A 2014 Report from the Philippine Commission on Women indicated the following: “Between 1970 and 2009 the number of female-headed households slightly increased. The population census and other household surveys revealed an increasing trend in the percentage of female-headed households: 10 percent in 1970; 11.3 percent in 1990; 12.2 percent in 1995; 13.5 percent in 2000; 15.4 percent in 2003; 16.6 in 2008; and 21.2 percent in 2009.
From the final results of the 2013 National Demographic and Health Survey comes this statistics: “One out of 10 young Filipino women aged 10 to 15 is pregnant or already a mother.”

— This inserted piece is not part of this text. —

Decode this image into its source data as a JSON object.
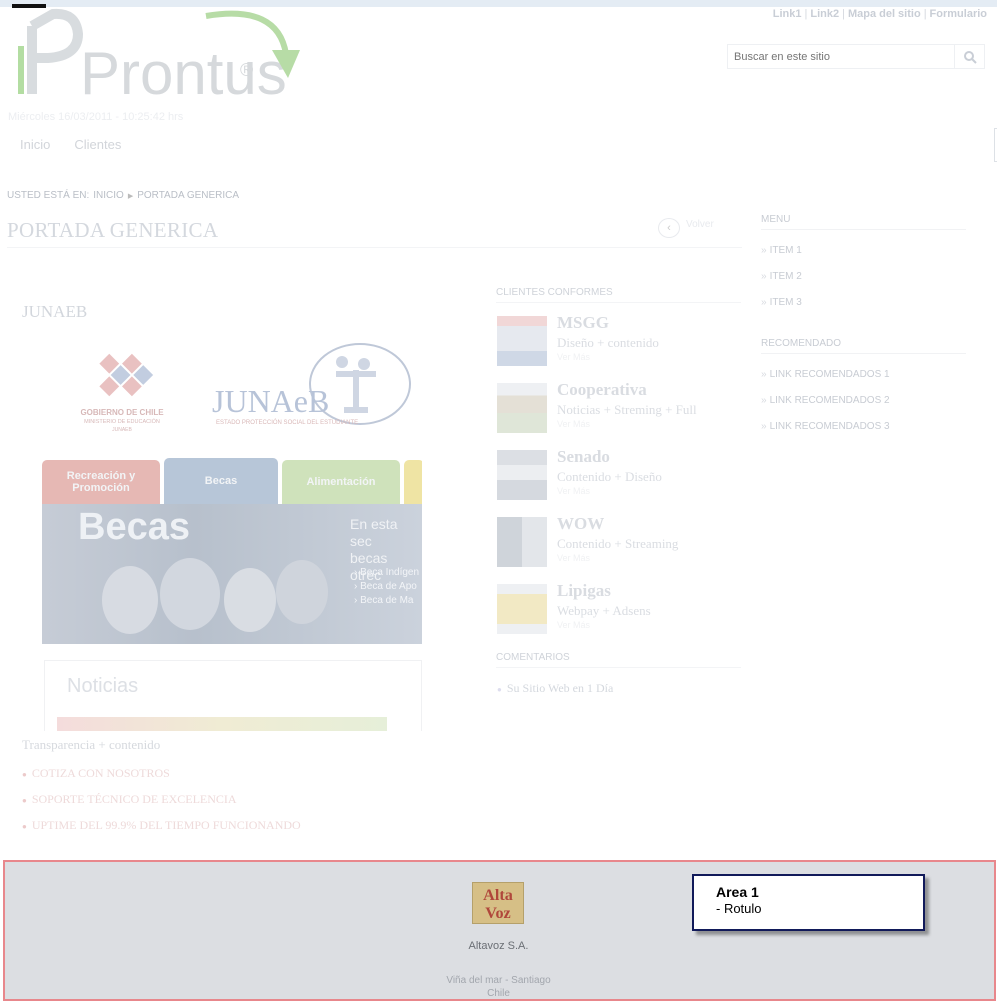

In another information from the National Census and Statistics Office, of the 1.8 million babies born in 2008, more than 37 percent had unmarried mother. That percentage would be the equivalent of more than 600,000 babies growing in a single-parent household.
Single parents—usually mothers—are common in the country, as well as in other places in the world. There are papers and papers about them. Forums and conferences and even associations have been formed around them. Exposure to the phenomenon, therefore, has either made us into experts or at least enabled us to develop an intelligent, perhaps not necessarily intellectual, approach to the matter. This is true, especially among people who are given authorities or are mandated to think over the many socioeconomic developments in the country. As we often say it in our most hypocritical way—it happens to the best.
Single-parent households do not just happen. One does not become a single mother, or single father, because one wills it. It is a long process, sometimes, with decisions afforded or denied the person. Sometimes, an act of violence accompanies the transition to one being single again if one did have a union in the first place. Many times, the violence through rape has been done even before the mother has opted to be single. There are instances when the mother herself does not even know that in a society where the male voice is favored she is going to raise alone the child she is going to give birth to.
Nothing’s new, in other words.
The statesman or, at least, the politician, needs to focus more about single dads or moms. In a country where the birthrate is unattended to, what will happen to citizens who are raised by a single parent?
Amid all this, a politician has cracked a joke and the world has laughed with him. Or, at least, those in the gallery.
Jokes are another matter. Perhaps, a philosopher is needed to clarify matter. In this case, let’s listen to Friedrich Nietzsche who once said a joke is “an epigram about the death of feeling.”
In the discourses of single moms, nowhere is there a mention of the male responsibility. That should alert women who wish to forgive the politician. The discourse on single parents or mothers is not merely about women getting pregnant or, as they say in English, “knocked up”. It is an entire universe of language that dismisses women, puts them at the margin condemned. It is a language that can easily forgive men, including, of course, comedians.